The workflow of the future looks like this:
- AI drafts or recommends changes
- Engineers review, adjust, and enforce standards
- IaC stores the canonical source of truth
- Policies validate correctness and security
- A controlled orchestrator executes approved changes
- Monitoring and drift detection verify results
AI becomes an accelerant, not a controller.
This maintains the guarantees that infrastructure demands:
- Safety
- Repeatability
- Predictability
- Compliance
- Auditability
- Operational uptime
AI alone cannot provide these guarantees - but IaC and configuration management can.
Final Thoughts: AI Is a Tool, Not an Operator
AI is one of the most powerful tools ever created, but infrastructure operates on principles that AI cannot satisfy:
- determinism
- predictability
- strict safety boundaries
- explicit state management
- reliable change control
Using AI as an autonomous infra operator is dangerous - as real-world failures have already shown.

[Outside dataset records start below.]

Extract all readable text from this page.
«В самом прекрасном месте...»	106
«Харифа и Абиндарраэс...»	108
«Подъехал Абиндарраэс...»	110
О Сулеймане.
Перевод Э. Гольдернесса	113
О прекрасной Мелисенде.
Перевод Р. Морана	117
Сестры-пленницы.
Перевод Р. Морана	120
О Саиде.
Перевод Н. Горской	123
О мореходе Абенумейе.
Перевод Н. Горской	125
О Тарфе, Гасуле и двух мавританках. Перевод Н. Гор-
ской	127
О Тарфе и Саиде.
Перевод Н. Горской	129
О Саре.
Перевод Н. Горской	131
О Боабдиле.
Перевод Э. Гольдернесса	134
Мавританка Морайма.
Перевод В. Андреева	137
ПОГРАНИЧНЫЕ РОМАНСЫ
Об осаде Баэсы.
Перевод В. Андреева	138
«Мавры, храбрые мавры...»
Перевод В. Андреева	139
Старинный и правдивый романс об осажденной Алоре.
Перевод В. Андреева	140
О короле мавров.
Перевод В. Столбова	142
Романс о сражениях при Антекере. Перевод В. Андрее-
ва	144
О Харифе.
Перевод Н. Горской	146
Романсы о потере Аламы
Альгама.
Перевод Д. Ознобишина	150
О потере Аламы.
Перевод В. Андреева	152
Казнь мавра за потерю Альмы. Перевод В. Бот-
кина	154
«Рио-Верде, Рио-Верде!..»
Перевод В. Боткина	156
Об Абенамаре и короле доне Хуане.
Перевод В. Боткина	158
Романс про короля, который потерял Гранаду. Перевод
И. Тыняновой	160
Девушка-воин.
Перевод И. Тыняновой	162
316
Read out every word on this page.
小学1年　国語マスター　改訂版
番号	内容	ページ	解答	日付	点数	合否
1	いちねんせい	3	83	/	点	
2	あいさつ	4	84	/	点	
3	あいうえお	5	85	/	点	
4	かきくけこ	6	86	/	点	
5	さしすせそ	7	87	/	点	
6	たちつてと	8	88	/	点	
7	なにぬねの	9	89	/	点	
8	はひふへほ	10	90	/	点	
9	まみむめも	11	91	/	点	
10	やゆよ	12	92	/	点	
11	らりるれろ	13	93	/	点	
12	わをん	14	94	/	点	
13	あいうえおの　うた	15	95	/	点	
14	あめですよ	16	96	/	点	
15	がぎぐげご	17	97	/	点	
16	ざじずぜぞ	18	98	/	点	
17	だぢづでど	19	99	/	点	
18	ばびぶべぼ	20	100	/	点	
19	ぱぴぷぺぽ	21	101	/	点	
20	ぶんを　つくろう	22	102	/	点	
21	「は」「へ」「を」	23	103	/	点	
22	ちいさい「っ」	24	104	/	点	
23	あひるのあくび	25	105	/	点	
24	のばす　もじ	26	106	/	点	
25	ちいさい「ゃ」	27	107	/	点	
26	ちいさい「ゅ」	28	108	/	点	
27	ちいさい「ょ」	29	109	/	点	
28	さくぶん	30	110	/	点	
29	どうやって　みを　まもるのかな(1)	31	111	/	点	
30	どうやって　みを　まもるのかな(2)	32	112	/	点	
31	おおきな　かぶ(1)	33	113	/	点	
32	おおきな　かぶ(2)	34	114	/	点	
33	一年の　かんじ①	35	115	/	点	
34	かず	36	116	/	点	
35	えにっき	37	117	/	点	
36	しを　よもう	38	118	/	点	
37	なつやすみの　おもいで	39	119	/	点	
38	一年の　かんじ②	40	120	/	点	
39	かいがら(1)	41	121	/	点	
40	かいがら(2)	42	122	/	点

But using AI as an assistant for code generation, analysis, documentation, and troubleshooting?
That’s where AI truly shines.
The future isn’t AI replacing infrastructure engineers.
The future is infrastructure engineers who use AI - safely, carefully, and with the right guardrails.
And a Final Note of Caution
The danger of engineering complacency is real with AI. Several recent studies, like the one from MIT reported on here show that AI dulls our critical thinking skills.
There are many reasons for that, but a big one is that it's an almost perfect SEP Field (Somebody Else's Problem). Once we hand responsibility for infrastructure management to AI, we can easily check off the task as no longer relevant to us.
Lack of code review depth on an application can lead to increased test failures and development cycles. In IaC it can lead to disaster.